4. Tools — functions the LLM can call
Register Python functions as tools with @agent.tool (has access to RunContext)
or @agent.tool_plain (no context needed). Pydantic validates every argument
the LLM passes, and sends validation errors back so the LLM can self-correct.
import random
from pydantic_ai import Agent, RunContext
agent = Agent(
'openai:gpt-4o',
deps_type=str,
system_prompt=(
"You're a dice game. Roll the die and see if it matches "
"the user's guess. Use the player's name in the response."
),
)
@agent.tool_plain # no context needed
def roll_dice() -> str:
"""Roll a six-sided die and return the result."""
return str(random.randint(1, 6))
@agent.tool # has access to RunContext
def get_player_name(ctx: RunContext[str]) -> str:
"""Get the player's name."""
return ctx.deps
result = agent.run_sync('My guess is 4', deps='Anne')
print(result.output)
#> Tough luck, Anne, you rolled a 2. Better luck next time.
5. Full example — bank support agent
This ties everything together: dependencies (customer ID + DB connection), structured output (advice + risk level + card block flag), dynamic system prompt, and a tool the LLM calls to look up the balance.
from dataclasses import dataclass
from pydantic import BaseModel, Field
from pydantic_ai import Agent, RunContext
from bank_database import DatabaseConn
@dataclass
class SupportDependencies:
customer_id: int
db: DatabaseConn
class SupportOutput(BaseModel):
support_advice: str = Field(description='Advice returned to the customer')
block_card: bool = Field(description="Whether to block the customer's card")

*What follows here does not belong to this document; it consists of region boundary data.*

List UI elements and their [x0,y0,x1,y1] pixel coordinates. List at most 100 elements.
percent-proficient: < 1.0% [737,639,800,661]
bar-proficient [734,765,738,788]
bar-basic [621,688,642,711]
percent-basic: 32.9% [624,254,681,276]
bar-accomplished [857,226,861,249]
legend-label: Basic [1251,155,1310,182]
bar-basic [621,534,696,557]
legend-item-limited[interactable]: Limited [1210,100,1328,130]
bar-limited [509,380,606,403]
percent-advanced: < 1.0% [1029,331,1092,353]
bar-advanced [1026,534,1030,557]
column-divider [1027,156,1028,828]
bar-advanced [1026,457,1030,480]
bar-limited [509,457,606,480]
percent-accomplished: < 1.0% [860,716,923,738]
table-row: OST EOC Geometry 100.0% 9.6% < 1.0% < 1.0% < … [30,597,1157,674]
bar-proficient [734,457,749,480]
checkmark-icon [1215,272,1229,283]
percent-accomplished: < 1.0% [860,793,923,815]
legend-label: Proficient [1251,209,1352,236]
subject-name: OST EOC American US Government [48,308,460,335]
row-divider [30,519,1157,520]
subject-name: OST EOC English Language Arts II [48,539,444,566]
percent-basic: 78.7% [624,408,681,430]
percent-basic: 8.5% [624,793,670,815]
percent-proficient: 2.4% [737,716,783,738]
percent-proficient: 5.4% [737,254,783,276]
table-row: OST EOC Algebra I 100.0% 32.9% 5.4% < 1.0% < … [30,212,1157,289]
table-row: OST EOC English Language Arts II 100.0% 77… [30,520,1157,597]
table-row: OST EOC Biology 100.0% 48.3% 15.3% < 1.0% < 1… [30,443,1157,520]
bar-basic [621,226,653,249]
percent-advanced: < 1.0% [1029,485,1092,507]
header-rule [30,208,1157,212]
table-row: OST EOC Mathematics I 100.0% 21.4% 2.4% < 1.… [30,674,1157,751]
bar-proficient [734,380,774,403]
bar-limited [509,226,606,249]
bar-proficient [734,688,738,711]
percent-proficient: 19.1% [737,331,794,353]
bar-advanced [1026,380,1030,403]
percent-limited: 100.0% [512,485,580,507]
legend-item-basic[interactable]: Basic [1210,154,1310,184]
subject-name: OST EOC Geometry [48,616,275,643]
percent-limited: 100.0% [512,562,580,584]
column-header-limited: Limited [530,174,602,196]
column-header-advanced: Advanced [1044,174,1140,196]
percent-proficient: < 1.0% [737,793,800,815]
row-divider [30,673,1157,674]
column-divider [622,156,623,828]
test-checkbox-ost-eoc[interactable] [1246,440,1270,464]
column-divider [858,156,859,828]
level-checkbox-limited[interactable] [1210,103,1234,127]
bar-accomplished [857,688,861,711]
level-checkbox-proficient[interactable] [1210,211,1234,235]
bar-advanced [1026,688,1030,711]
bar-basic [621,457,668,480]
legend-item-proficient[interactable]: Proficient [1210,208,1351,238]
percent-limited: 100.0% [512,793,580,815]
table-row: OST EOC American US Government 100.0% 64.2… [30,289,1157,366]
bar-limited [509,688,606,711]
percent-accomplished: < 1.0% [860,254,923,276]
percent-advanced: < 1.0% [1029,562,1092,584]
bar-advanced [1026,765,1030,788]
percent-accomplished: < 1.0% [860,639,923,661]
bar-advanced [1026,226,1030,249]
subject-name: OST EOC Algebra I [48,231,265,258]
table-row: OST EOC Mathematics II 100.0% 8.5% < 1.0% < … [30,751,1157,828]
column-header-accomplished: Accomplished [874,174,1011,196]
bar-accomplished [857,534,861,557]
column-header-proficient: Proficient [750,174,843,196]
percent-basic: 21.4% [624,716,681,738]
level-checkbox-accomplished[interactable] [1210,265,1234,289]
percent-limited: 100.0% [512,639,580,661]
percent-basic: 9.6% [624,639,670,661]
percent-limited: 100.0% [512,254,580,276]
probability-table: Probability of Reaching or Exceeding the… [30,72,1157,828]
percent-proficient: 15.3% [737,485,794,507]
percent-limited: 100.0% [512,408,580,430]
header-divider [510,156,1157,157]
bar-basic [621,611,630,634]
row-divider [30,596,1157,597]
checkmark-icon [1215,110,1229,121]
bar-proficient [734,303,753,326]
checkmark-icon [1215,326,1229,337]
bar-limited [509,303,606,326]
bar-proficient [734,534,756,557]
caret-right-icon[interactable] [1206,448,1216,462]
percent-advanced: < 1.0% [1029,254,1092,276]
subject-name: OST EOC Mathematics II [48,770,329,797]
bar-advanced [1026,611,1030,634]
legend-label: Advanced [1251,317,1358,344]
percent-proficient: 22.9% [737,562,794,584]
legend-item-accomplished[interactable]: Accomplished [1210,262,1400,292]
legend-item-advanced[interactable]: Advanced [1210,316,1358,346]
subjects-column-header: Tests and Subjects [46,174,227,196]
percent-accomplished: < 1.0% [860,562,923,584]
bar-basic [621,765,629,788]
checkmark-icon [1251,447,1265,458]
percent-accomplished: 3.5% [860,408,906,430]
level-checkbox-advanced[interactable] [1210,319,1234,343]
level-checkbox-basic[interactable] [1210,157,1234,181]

risk: int = Field(description='Risk level of query', ge=0, le=10)
support_agent = Agent(
'openai:gpt-4o',
deps_type=SupportDependencies,
output_type=SupportOutput,
system_prompt=(
'You are a support agent in our bank, give the '
'customer support and judge the risk level of their query.'
),
)
@support_agent.system_prompt
async def add_customer_name(ctx: RunContext[SupportDependencies]) -> str:
name = await ctx.deps.db.customer_name(id=ctx.deps.customer_id)
return f"The customer's name is {name!r}"
@support_agent.tool
async def customer_balance(
ctx: RunContext[SupportDependencies], include_pending: bool
) -> float:
"""Returns the customer's current account balance."""
return await ctx.deps.db.customer_balance(
id=ctx.deps.customer_id,
include_pending=include_pending,
)
async def main():
deps = SupportDependencies(customer_id=123, db=DatabaseConn())
result = await support_agent.run('What is my balance?', deps=deps)
print(result.output)
#> support_advice='Hello John, your balance is $123.45.' block_card=False risk=1
result = await support_agent.run('I just lost my card!', deps=deps)
print(result.output)
#> support_advice="I'm sorry John. Blocking your card now." block_card=True risk=8
Key takeaway: Pydantic AI treats agents as typed, testable, dependency-injected units — not loose prompt strings. The framework handles validation, tool dispatch, retries on bad tool arguments, and structured output enforcement so you can focus on the business logic.